X2 Dustman: Speculators buy and sell fuel as a commodity multiple times before it even gets to the refinery. Why?? Because they can since deregulation made it possible.
By betting on the price outcome with only a single futures contract, a speculator has little or no effect on a market. It's simply a bet. But a speculator with the capital to purchase a sizeable number of futures derivatives at one price can actually sway the market. As energy researcher F. William Engdahl put it, "[s]peculators trade on rumor, not fact" [source: Engdahl]. A speculator purchasing vast futures at higher than the current market price can cause oil producers to horde their commodity in the hopes they'll be able to sell it later on at the future price. This drives prices up in reality -- both future and present prices -- due to the decreased amount of oil currently available on the market.
Investment firms that can influence the oil futures market stand to make a lot; oil companies that both produce the commodity and drive prices up of their product up through oil futures derivatives stand to make even more. Investigations into the unregulated oil futures exchanges turned up major financial institutions like Goldman Sachs and Citigroup.
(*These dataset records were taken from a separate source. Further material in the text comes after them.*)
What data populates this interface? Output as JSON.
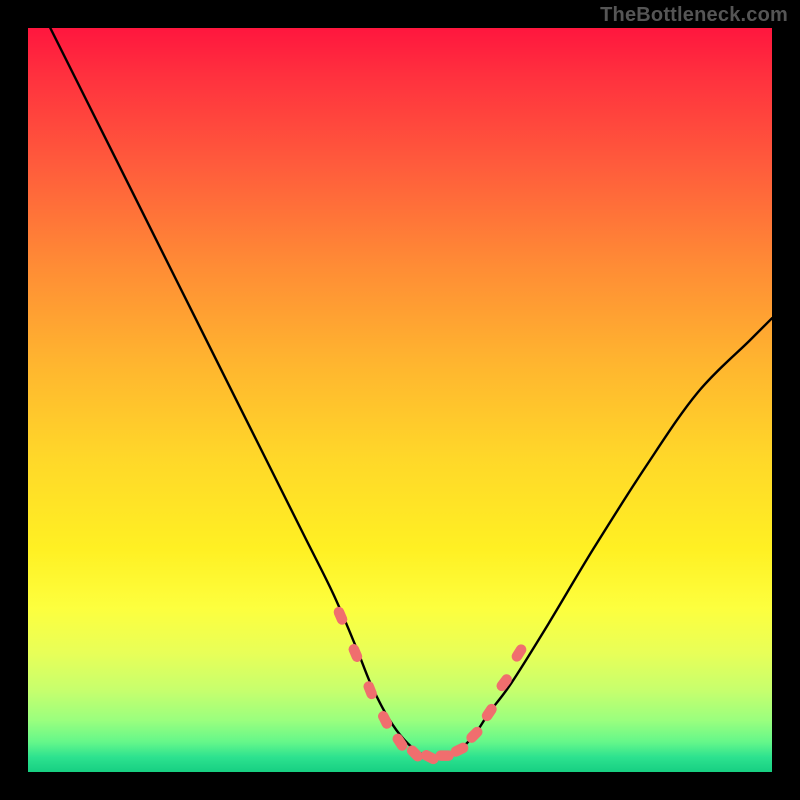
{
  "watermark": "TheBottleneck.com",
  "colors": {
    "background": "#000000",
    "curve_stroke": "#000000",
    "marker_fill": "#f06e6e"
  },
  "chart_data": {
    "type": "line",
    "title": "",
    "xlabel": "",
    "ylabel": "",
    "xlim": [
      0,
      100
    ],
    "ylim": [
      0,
      100
    ],
    "grid": false,
    "note": "No axes; only the curve and highlighted points are rendered over the gradient.",
    "series": [
      {
        "name": "bottleneck-curve",
        "x": [
          3,
          8,
          14,
          20,
          26,
          32,
          37,
          41,
          44,
          46,
          48,
          50,
          52,
          54,
          56,
          58,
          60,
          62,
          65,
          70,
          76,
          83,
          90,
          97,
          100
        ],
        "y": [
          100,
          90,
          78,
          66,
          54,
          42,
          32,
          24,
          17,
          12,
          8,
          5,
          3,
          2,
          2,
          3,
          5,
          8,
          12,
          20,
          30,
          41,
          51,
          58,
          61
        ]
      }
    ],
    "highlighted_points": {
      "name": "marker-cluster",
      "x": [
        42,
        44,
        46,
        48,
        50,
        52,
        54,
        56,
        58,
        60,
        62,
        64,
        66
      ],
      "y": [
        21,
        16,
        11,
        7,
        4,
        2.5,
        2,
        2.2,
        3,
        5,
        8,
        12,
        16
      ]
    }
  }
}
But it also revealed energy producers like Vitol, a Swiss company that owned 11 percent of the oil futures contracts on the New York Mercantile Exchange alone [source: Washington Post].
As a result of speculation among these and other major players, an estimated 60 percent of the price of oil per barrel was added; a $100 barrel of oil, in reality, should cost $40 [source: Engdahl]. And despite having an agency created to prevent just such speculative price inflation, Commodity Futures Trading Commission (CFTC), by the time oil prices skyrocketed, the government had made a paper tiger out of the CFTC.
A report issued in September 2008 to the Senate, pointed to correlations between the influx of money in oil futures markets and the rising cost of oil. The price of oil doubled, tripled and eventually quadrupled in step with the increase from $13 billion to $260 billion in the futures market from 2003 to 2008 [source: U.S. Senate]. In response to calls for better regulation of oil futures, Congress introduced the Consumer-First Energy Act in May 2008. The bill would have extended CFTC oversight to foreign markets, but the act died on the Senate floor the following June. Once again the oil company lobbyists earned their millions and our politicians caved to the all mighty dollar. Ultimately we all paid and are still paying for it.
It's no longer capitalism. This is market manipulation by the corporate elites at the expense of the consumer.